Le handicap, enjeu de justice sociale
Deux événements ont récemment sorti la question du handicap des couloirs du ministère des Affaires sociales et confirmé ce que les mobilisations des Gilets jaunes, en réunissant une proportion importante de personnes handicapées, avaient déjà montré : le handicap est un enjeu de justice sociale, à l’intersection notamment des enjeux de genre, de race et d’inégalités sociales.

Se saisissant de l’opportunité offerte depuis le mois de janvier 2020, une pétition demandant le réexamen des conditions d’éligibilité à l’allocation adulte handicap (AAH) a été déposée sur le site du Sénat [1]. Cette pétition a dépassé le seuil requis des 100 000 signatures (108 627) pour être inscrite à l’ordre du jour des échanges sénatoriaux. Contre l’avis de Sophie Cluzel, secrétaire d’État aux personnes handicapées, le Sénat a adopté une proposition de loi dans ce sens et l’a renvoyée vers l’Assemblée nationale qui devra trancher le 17 juin prochain.

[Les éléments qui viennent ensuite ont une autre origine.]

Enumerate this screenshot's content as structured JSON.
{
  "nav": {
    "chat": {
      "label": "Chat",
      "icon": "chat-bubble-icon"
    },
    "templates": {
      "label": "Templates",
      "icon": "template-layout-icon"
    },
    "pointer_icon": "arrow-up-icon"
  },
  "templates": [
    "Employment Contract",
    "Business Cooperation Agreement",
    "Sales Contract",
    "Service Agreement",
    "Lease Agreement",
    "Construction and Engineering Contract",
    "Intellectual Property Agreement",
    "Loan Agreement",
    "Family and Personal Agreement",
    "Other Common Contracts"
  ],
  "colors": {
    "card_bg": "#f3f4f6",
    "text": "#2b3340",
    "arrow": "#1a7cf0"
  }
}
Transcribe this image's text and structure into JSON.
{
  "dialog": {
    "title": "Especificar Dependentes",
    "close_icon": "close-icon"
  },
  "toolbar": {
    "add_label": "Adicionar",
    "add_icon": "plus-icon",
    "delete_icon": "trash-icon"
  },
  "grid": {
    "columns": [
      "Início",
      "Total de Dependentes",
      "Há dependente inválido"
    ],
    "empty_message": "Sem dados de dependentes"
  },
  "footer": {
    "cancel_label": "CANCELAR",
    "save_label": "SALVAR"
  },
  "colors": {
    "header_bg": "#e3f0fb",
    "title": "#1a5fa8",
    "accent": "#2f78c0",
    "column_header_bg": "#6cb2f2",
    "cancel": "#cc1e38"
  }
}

C’est d’abord la question posée qui importe : ce minimum social doit-il être calculé en fonction des revenus du conjoint, rendant ainsi dépendante la personne handicapée de ce dernier, ou faut-il individualiser cette prestation, pour en faire une ressource propre ?

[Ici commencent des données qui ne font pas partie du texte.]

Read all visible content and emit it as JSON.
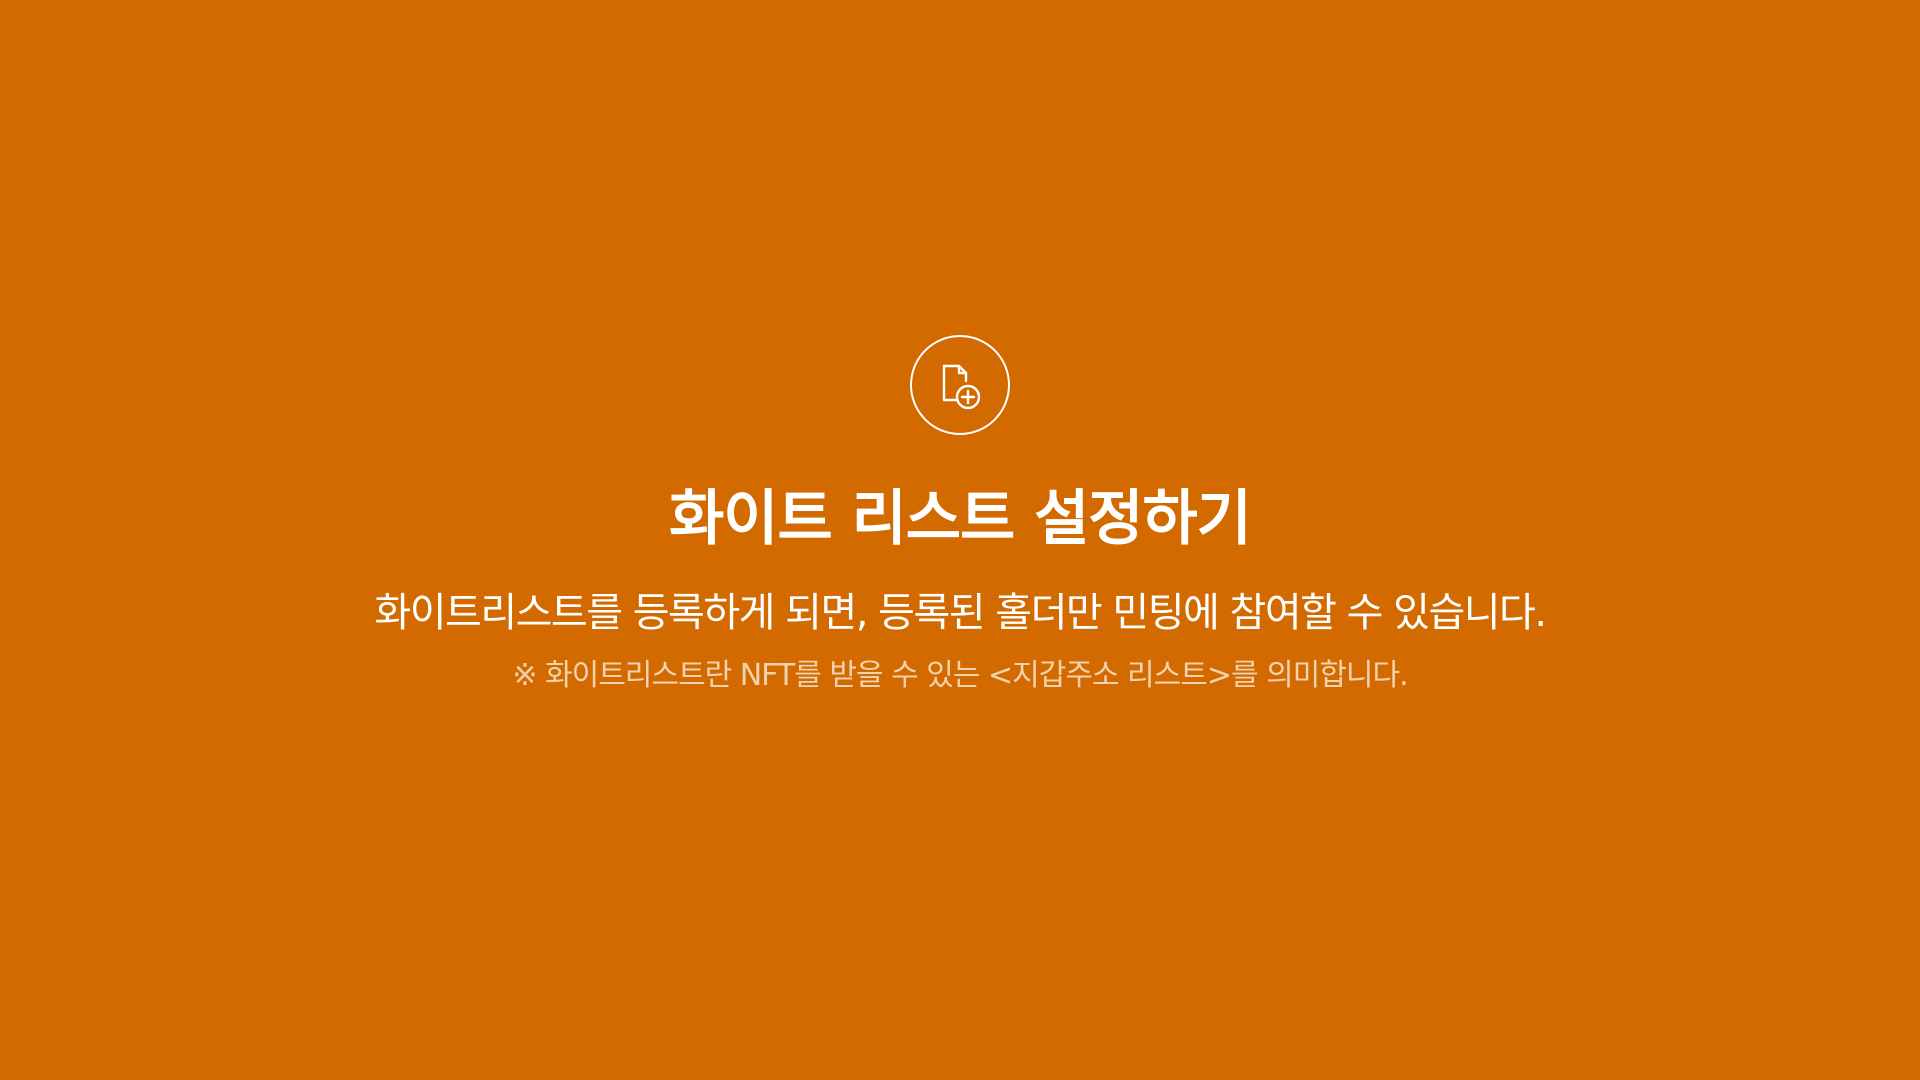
{
  "colors": {
    "background": "#D26A00",
    "text_primary": "#FFFFFF",
    "text_note": "#F3D2AE"
  },
  "icon": {
    "name": "file-add-icon"
  },
  "header": {
    "title": "화이트 리스트 설정하기"
  },
  "content": {
    "description": "화이트리스트를 등록하게 되면, 등록된 홀더만 민팅에 참여할 수 있습니다.",
    "note": "※ 화이트리스트란 NFT를 받을 수 있는 <지갑주소 리스트>를 의미합니다."
  }
}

Cette question est celle, plus large, de la déconjugalisation des prestations sociales. Ceci explique peut-être que cette pétition ait rencontré un tel succès, bien au-delà du monde du handicap, alors qu’elle porte sur une allocation qui n’a jamais concerné que celles et ceux qui franchissent les portes d’une Maison départementale des personnes handicapées pour demander la reconnaissance administrative de leur incapacité à travailler.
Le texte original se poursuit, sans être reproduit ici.